Io mi raggiunsi con la scorta mia;
poscia con pochi passi divenimmo
là 've' uno scoglio de la ripa uscia.
Assai leggeramente quel salimmo;
e volti a destra su per la sua scheggia,
da quelle cerchie eterne ci partimmo.
Quando noi fummo là dov'el vaneggia
di sotto per dar passo a li sferzati,
lo duca disse: «Attienti, e fa che feggia
lo viso in te di quest'altri mal nati,
ai quali ancor non vedesti la faccia
però che son con noi insieme andati».
Del vecchio ponte guardavam la traccia
che venia verso noi da l'altra banda,
e che la ferza similmente scaccia.
E 'l buon maestro, sanza mia dimanda,
mi disse: «Guarda quel grande che viene,
e per dolor non par lagrima spanda:
Quanto aspetto reale ancor ritene!
Quegli è Iasón, che per cuore e per senno
li Colchi del monton privati féne.
Ello passò per l'isola di Lenno
poi che l'ardite femmine spietate
tutti li maschi loro a morte dienno.
Ivi con segni e con parole ornate
Isifile ingannò, la giovinetta
che prima avea tutte l'altre ingannate.
Lasciolla quivi, gravida, soletta;
tal colpa a tal martiro lui condanna;
e anche di Medea si fa vendetta.
Con lui sen va chi da tal parte inganna;
E questo basti de la prima valle
sapere e di color che in sé assanna».
Già eravam là 've lo stretto calle
con l'argine secondo s'incrocicchia,
e fa di quello ad un altr'arco spalle.
Quindi sentimmo gente che si nicchia
ne l'altra bolgia e che col muso scuffa,
e se medesma con le palme picchia.
Le ripe eran grommate d'una muffa,
per l'alito di giù che vi s'appasta,
che con gli occhi e col naso facea zuffa.

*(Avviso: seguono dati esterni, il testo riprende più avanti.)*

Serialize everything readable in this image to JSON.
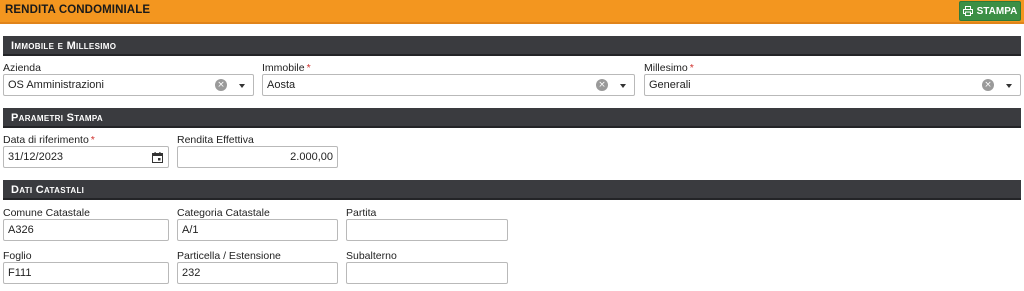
{
  "header": {
    "title": "RENDITA CONDOMINIALE",
    "print_label": "STAMPA"
  },
  "sections": {
    "immobile": "Immobile e Millesimo",
    "parametri": "Parametri Stampa",
    "catastali": "Dati Catastali"
  },
  "immobile_millesimo": {
    "azienda_label": "Azienda",
    "azienda_value": "OS Amministrazioni",
    "immobile_label": "Immobile",
    "immobile_value": "Aosta",
    "millesimo_label": "Millesimo",
    "millesimo_value": "Generali",
    "required_mark": "*"
  },
  "parametri_stampa": {
    "data_label": "Data di riferimento",
    "data_value": "31/12/2023",
    "rendita_label": "Rendita Effettiva",
    "rendita_value": "2.000,00"
  },
  "dati_catastali": {
    "comune_label": "Comune Catastale",
    "comune_value": "A326",
    "categoria_label": "Categoria Catastale",
    "categoria_value": "A/1",
    "partita_label": "Partita",
    "partita_value": "",
    "foglio_label": "Foglio",
    "foglio_value": "F111",
    "particella_label": "Particella / Estensione",
    "particella_value": "232",
    "subalterno_label": "Subalterno",
    "subalterno_value": ""
  },
  "icons": {
    "print": "printer-icon",
    "clear": "clear-icon",
    "dropdown": "chevron-down-icon",
    "calendar": "calendar-icon"
  },
  "colors": {
    "header_bg": "#f3961f",
    "section_bg": "#3a3b3f",
    "print_button_bg": "#3c8f45",
    "required": "#d0312d"
  }
}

Lo fondo è cupo sì, che non ci basta
luogo a veder sanza montare al dosso
de l'arco, ove lo scoglio più sovrasta.
Quivi venimmo; e quindi giù nel fosso
vidi gente attuffata in uno sterco
che da gli uman privadi parea mosso.
E mentre ch'io là giù con l'occhio cerco,
vidi un col capo sì di merda lordo,
che non parëa s'era laico o cherco.
Quei mi sgridò: «Perché se' tu sì 'ngordo
di riguardar più me che gli altri brutti?».
E io a lui: «Perché, se ben ricordo,
già t'ho veduto coi capelli asciutti,
e se' Alessio Interminei da Lucca:
però t'adocchio più che li altri tutti».
Ed egli allor, battendosi la zucca:
«Qua giù m'hanno sommerso le lusinghe
ond' io non ebbi mai la lingua stucca».
Appresso ciò lo duca «Fa che pinghe»,
mi disse, «il viso un poco più avante,
sì che la faccia ben con l'occhio attinghe
di quella sozza e scapigliata fante
che là si graffia con l'unghie merdose,
e or s'accoscia e ora è in piedi stante.
Taïde è, la puttana che rispuose
al drudo suo quando disse 'Ho io grazie
grandi appo te?': 'Anzi maravigliose!
E quinci sien le nostre viste sazie.»